You'd be better asking someone who's run it, like Fordnut74 up there a few posts. It's a viscosity issue, not a gel point issue, so I think we're talking fairly high temps to get it to flow right in a stock diesel system, quite a bit above ambient temps anywhere. You could certainly make a system that would work right without heating the oil (basically larger orifices everywhere) but then it wouldn't work on normal diesel.
I haven't blown you guys off, just buisy. i am going to answer the questions for the Mixing SVO with Diesel thread here as well.
On the viscosity issue, the problem is in the filtering, not the injectors as one would think. Veg Oil is about the same viscosity as diesel at 180*. Of course this varies depending on how dirty the oil is, how much it was used, what type it is, water content, etc. Since the fuel rails are actually part of the head, once the fuel passes the the filter and enters the rail, it WILL be at engine temp, and since the injector tip is in the cylinder, the tip will be much higher. The only time it would cause a problem in the injectors is on a cold start for about the first 10 seconds. I have found that the oil needs to be at about 110* to pass through the filter without waxing it up. Using My Large filter above the exhaust manifold, it is able to pass enough oil, cold that the engine can warm up before waxing up to the point that it becomes plugged. Hope this helps, again any other ? pleas ask, just may take me a few days to respond. The Diesel Stop alternative fuels forum is a great resource with info and links to other useful sites such as greasel.com.

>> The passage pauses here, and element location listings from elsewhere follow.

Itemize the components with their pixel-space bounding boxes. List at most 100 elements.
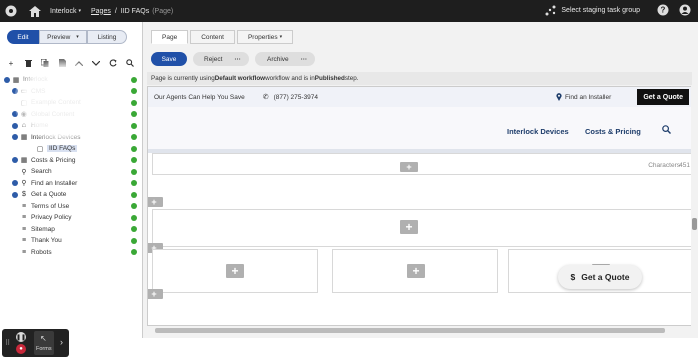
tree-item-label: Terms of Use bbox=[31, 202, 70, 210]
tree-item[interactable]: $ Get a Quote bbox=[4, 189, 138, 201]
add-widget-button[interactable]: + bbox=[400, 220, 418, 234]
tree-item-label: Find an Installer bbox=[31, 179, 78, 187]
staging-label: Select staging task group bbox=[561, 6, 640, 14]
tab-content[interactable]: Content bbox=[190, 30, 235, 44]
expand-toggle-icon[interactable] bbox=[12, 122, 18, 129]
move-icon[interactable] bbox=[56, 57, 68, 69]
expand-toggle-icon[interactable] bbox=[4, 76, 10, 83]
editable-text-area[interactable]: Characters 451 bbox=[152, 153, 691, 175]
forms-label: Forms bbox=[36, 346, 52, 352]
breadcrumb-type: (Page) bbox=[152, 7, 174, 15]
doc-icon: ≡ bbox=[21, 225, 27, 233]
published-status-icon bbox=[131, 214, 137, 221]
expand-toggle-icon[interactable] bbox=[12, 134, 18, 141]
site-installer-link[interactable]: Find an Installer bbox=[556, 93, 611, 101]
tree-item[interactable]: ≡ Terms of Use bbox=[4, 201, 138, 213]
expand-toggle-icon[interactable] bbox=[12, 191, 18, 198]
tree-item[interactable]: ⚲ Find an Installer bbox=[4, 178, 138, 190]
nav-interlock-devices[interactable]: Interlock Devices bbox=[507, 127, 569, 136]
more-options-icon[interactable]: ··· bbox=[234, 56, 241, 63]
archive-label: Archive bbox=[267, 55, 289, 63]
tree-item-label: Interlock Devices bbox=[31, 133, 81, 141]
refresh-icon[interactable] bbox=[107, 57, 119, 69]
staging-task-group-selector[interactable]: Select staging task group bbox=[545, 5, 640, 16]
user-icon[interactable] bbox=[678, 3, 692, 17]
copy-icon[interactable] bbox=[39, 57, 51, 69]
tree-item[interactable]: ▦ Interlock bbox=[4, 74, 138, 86]
home-icon[interactable] bbox=[28, 4, 42, 18]
published-status-icon bbox=[131, 157, 137, 164]
page-icon: ▢ bbox=[20, 99, 28, 107]
svg-text:?: ? bbox=[661, 6, 666, 15]
pause-icon[interactable]: ❚❚ bbox=[16, 332, 26, 342]
characters-label: Characters bbox=[648, 162, 680, 169]
breadcrumb-current: IID FAQs bbox=[120, 7, 150, 15]
published-status-icon bbox=[131, 134, 137, 141]
floating-get-quote-button[interactable]: $ Get a Quote bbox=[558, 265, 642, 289]
horizontal-scrollbar[interactable] bbox=[147, 327, 692, 334]
add-icon[interactable]: + bbox=[5, 57, 17, 69]
tree-item[interactable]: ▢ IID FAQs bbox=[4, 143, 138, 155]
tree-item[interactable]: ≡ Sitemap bbox=[4, 224, 138, 236]
nav-costs-pricing[interactable]: Costs & Pricing bbox=[585, 127, 641, 136]
breadcrumb-separator: / bbox=[114, 7, 117, 15]
expand-toggle-icon[interactable] bbox=[12, 157, 18, 164]
site-search-icon[interactable] bbox=[662, 125, 671, 136]
vertical-scroll-thumb[interactable] bbox=[692, 218, 697, 230]
add-section-button[interactable]: + bbox=[148, 289, 163, 299]
mode-tab-preview[interactable]: Preview ▾ bbox=[39, 30, 87, 44]
mode-tab-edit[interactable]: Edit bbox=[7, 30, 39, 44]
reject-button[interactable]: Reject ··· bbox=[193, 52, 249, 66]
tab-properties[interactable]: Properties ▾ bbox=[236, 30, 294, 44]
tree-item[interactable]: ▢ Example Content bbox=[4, 97, 138, 109]
more-options-icon[interactable]: ··· bbox=[301, 56, 308, 63]
add-widget-button[interactable]: + bbox=[400, 162, 418, 172]
tree-item[interactable]: ≡ Thank You bbox=[4, 235, 138, 247]
breadcrumb-pages[interactable]: Pages bbox=[91, 8, 111, 15]
chevron-down-icon[interactable]: ▾ bbox=[78, 8, 81, 14]
drag-handle-icon[interactable]: ⠿ bbox=[5, 339, 10, 347]
archive-button[interactable]: Archive ··· bbox=[255, 52, 315, 66]
help-icon[interactable]: ? bbox=[656, 3, 670, 17]
tree-item[interactable]: ◉ Global Content bbox=[4, 109, 138, 121]
site-get-quote-button[interactable]: Get a Quote bbox=[637, 89, 689, 105]
search-icon[interactable] bbox=[124, 57, 136, 69]
mode-tab-listing[interactable]: Listing bbox=[87, 30, 127, 44]
tree-item[interactable]: ▭ CMS bbox=[4, 86, 138, 98]
characters-count: 451 bbox=[679, 162, 690, 169]
tab-page[interactable]: Page bbox=[151, 30, 189, 44]
add-widget-button[interactable]: + bbox=[407, 264, 425, 278]
tree-item[interactable]: ▦ Costs & Pricing bbox=[4, 155, 138, 167]
horizontal-scroll-thumb[interactable] bbox=[155, 328, 665, 333]
dollar-icon: $ bbox=[22, 191, 26, 199]
expand-toggle-icon[interactable] bbox=[12, 180, 18, 187]
tree-item[interactable]: ⚲ Search bbox=[4, 166, 138, 178]
home-icon: ⌂ bbox=[21, 122, 27, 130]
expand-toggle-icon[interactable] bbox=[12, 111, 18, 118]
chevron-right-icon[interactable]: › bbox=[60, 337, 63, 347]
add-section-button[interactable]: + bbox=[148, 197, 163, 207]
mode-tabs: Edit Preview ▾ Listing bbox=[7, 30, 127, 44]
site-selector[interactable]: Interlock bbox=[50, 8, 76, 15]
tree-item[interactable]: ⌂ Home bbox=[4, 120, 138, 132]
tree-item-label: Robots bbox=[31, 248, 52, 256]
add-widget-button[interactable]: + bbox=[226, 264, 244, 278]
save-button[interactable]: Save bbox=[151, 52, 187, 66]
tree-item[interactable]: ≡ Privacy Policy bbox=[4, 212, 138, 224]
trash-icon[interactable] bbox=[22, 57, 34, 69]
expand-toggle-icon[interactable] bbox=[12, 88, 18, 95]
vertical-scrollbar[interactable] bbox=[691, 86, 698, 328]
app-menu-icon[interactable] bbox=[4, 4, 18, 18]
tree-item[interactable]: ▦ Interlock Devices bbox=[4, 132, 138, 144]
record-icon[interactable]: ● bbox=[16, 344, 26, 354]
tree-item-label: Sitemap bbox=[31, 225, 55, 233]
move-down-icon[interactable] bbox=[90, 57, 102, 69]
doc-icon: ≡ bbox=[21, 214, 27, 222]
pin-icon: ⚲ bbox=[21, 180, 27, 188]
tree-item[interactable]: ≡ Robots bbox=[4, 247, 138, 259]
site-phone[interactable]: ✆ (877) 275-3974 bbox=[263, 93, 318, 102]
move-up-icon[interactable] bbox=[73, 57, 85, 69]
tree-item-label: Thank You bbox=[31, 237, 62, 245]
tree-item-label: Get a Quote bbox=[31, 191, 67, 199]
forms-widget[interactable]: ↖ Forms bbox=[34, 331, 54, 355]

If people could get past the Matrix-like overtones of "humans as power source" it certainly makes more sense than using up lots of ever-scarcer good land to plant them...
a little test I did also presents another problem. I used new veggie oil with a littl diesel in it, and it grew algae in it like you wouldn't believe, so mixing and sitting for much length of time, or just mixing may present an algae in the tank problem.
journytoforever.org/boidesiel_svo.html has a lot of info on running waste veggie oil.
As for mixing the problem would be that like oil and water the oil would seperate from the diesel unless there is a catalyst to stop it, I personally do not know of one. Then you are left running diesel and veggie oil, not the mix.
The only reason biodiesel costs more is that the volume is so small, like making a billet crankshaft one at a time compared to an up and running factory making thousands.
But taking that in to count, biodiesel is only $3 a gallon?
If we were a Biodiesel using world and wanted to try and process Dino Diesel in small batches, I would think it would cost hundreds of dollars a gallon, if not thousands.
The US dollar is supposed to be supported by petrolium sales throughout the world, so we cant have biodiesel take over as quickly as it would seem we (the world) need to as it would hurt our economy.
Also, the straight oil is much too thick cold to work in stock injectors, but I have met some at a biomeet in Berkeley who use modified injectors and filters to work with cold oil straight, no processing needed.
And if the biodiesel is processed wrong, who knows how bad it might run in your truck.